No writing assistance was utilized in the production of this manuscript.

Key issues

  • Acute respiratory distress syndrome (ARDS) is an inhomogeneous lung process that is associated with a variety of clinical states and has a high mortality. The criteria for ARDS have been updated with the 2011 Berlin definition of ARDS.

  • The mainstay of treatment for ARDS is lung protective ventilation with low tidal volumes and positive end-expiratory pressure sufficient for alveolar recruitment. In patient with severe ARDS, prone positioning is the only therapeutic adjunct that has been shown to alter pulmonary pathophysiology and improve outcome.

  • Early studies of prone positioning in the treatment of ARDS showed that despite increases in oxygenation, there was little improvement in overall survival; however, improvement in patient selection, implementation of lung protective ventilator strategies and extended duration of prone positioning have demonstrated improved outcomes in patients with severe ARDS.

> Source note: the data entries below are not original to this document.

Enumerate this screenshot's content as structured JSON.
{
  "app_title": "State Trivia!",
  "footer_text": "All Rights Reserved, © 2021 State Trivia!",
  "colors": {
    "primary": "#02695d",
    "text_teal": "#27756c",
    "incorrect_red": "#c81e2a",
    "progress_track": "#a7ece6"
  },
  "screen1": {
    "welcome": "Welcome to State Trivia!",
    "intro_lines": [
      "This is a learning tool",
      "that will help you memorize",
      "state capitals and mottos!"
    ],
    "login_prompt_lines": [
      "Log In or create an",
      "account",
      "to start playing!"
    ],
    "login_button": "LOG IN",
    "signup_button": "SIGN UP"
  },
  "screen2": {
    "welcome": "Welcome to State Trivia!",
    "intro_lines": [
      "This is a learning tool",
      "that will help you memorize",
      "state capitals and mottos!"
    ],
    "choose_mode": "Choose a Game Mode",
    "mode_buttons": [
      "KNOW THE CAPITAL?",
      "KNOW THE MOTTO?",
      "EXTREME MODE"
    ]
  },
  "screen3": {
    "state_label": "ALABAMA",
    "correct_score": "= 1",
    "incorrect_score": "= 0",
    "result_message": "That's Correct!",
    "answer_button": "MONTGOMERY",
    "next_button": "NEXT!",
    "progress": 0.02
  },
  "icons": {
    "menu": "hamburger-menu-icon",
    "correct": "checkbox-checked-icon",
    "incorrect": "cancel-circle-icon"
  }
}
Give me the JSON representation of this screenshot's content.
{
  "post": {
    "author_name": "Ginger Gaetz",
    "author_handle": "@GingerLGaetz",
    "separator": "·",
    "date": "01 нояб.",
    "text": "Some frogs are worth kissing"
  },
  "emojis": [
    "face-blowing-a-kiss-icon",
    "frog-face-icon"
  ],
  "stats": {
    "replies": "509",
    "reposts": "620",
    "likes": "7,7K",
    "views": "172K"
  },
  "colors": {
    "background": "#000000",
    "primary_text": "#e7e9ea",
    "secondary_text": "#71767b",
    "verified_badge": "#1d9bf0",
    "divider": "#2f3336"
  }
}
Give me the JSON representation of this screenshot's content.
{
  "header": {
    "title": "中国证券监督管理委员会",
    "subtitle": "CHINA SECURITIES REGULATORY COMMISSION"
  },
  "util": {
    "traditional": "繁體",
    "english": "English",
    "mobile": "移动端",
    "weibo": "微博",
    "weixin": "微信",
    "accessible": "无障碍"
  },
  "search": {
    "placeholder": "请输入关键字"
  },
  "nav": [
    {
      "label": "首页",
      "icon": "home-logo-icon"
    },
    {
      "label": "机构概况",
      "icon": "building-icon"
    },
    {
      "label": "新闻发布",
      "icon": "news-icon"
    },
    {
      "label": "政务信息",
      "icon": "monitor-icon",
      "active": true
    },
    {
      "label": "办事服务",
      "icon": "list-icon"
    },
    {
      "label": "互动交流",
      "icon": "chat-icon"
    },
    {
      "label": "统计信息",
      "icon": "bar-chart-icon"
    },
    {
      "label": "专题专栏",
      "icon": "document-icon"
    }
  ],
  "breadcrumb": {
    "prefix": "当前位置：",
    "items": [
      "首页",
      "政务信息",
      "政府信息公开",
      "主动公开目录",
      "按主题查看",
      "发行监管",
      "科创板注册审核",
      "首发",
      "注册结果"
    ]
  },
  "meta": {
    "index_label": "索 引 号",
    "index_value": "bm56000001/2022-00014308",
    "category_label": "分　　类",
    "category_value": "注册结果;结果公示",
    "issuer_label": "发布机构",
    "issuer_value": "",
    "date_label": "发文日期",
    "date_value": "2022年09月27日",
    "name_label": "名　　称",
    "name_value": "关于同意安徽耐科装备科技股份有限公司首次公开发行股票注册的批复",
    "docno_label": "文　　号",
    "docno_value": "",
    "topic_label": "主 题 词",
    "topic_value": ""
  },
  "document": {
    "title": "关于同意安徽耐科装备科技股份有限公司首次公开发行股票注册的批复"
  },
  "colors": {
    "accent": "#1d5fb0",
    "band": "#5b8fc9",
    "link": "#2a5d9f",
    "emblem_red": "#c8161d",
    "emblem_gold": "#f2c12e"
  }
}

  • Prone positioning should be considered in patients with severe ARDS (PaO2/FiO2 <150) who remain hypoxic despite lung recruitment, maximizing positive end-expiratory pressure and adhering to lung protective ventilator strategies.

  • The prone positioning should be maintained for at least 16 h daily, with longer durations of prone positioning demonstrating more favorable outcomes. Such protocols should be weighed against the risks of pressure ulcers, tube migration/dysfunction and increased intracranial pressure.

  • Complications of prone positioning can include tube malfunction during proning, intolerance of gastric tube feeds, pressure related soft tissue and skin injuries, ocular injuries and increased intracranial pressure. Elevation of the head of the bed while the patient is prone may decrease the risk of these complications.

  • Prone positioning should be discontinued once adequate oxygenation can be maintained on standard ventilator settings, if there is no improvement with prone positioning, or the patient becomes hemodynamically unstable.

  • The use of prone positioning protocols should be tailored to meet individual patient needs while minimizing the potential for complications.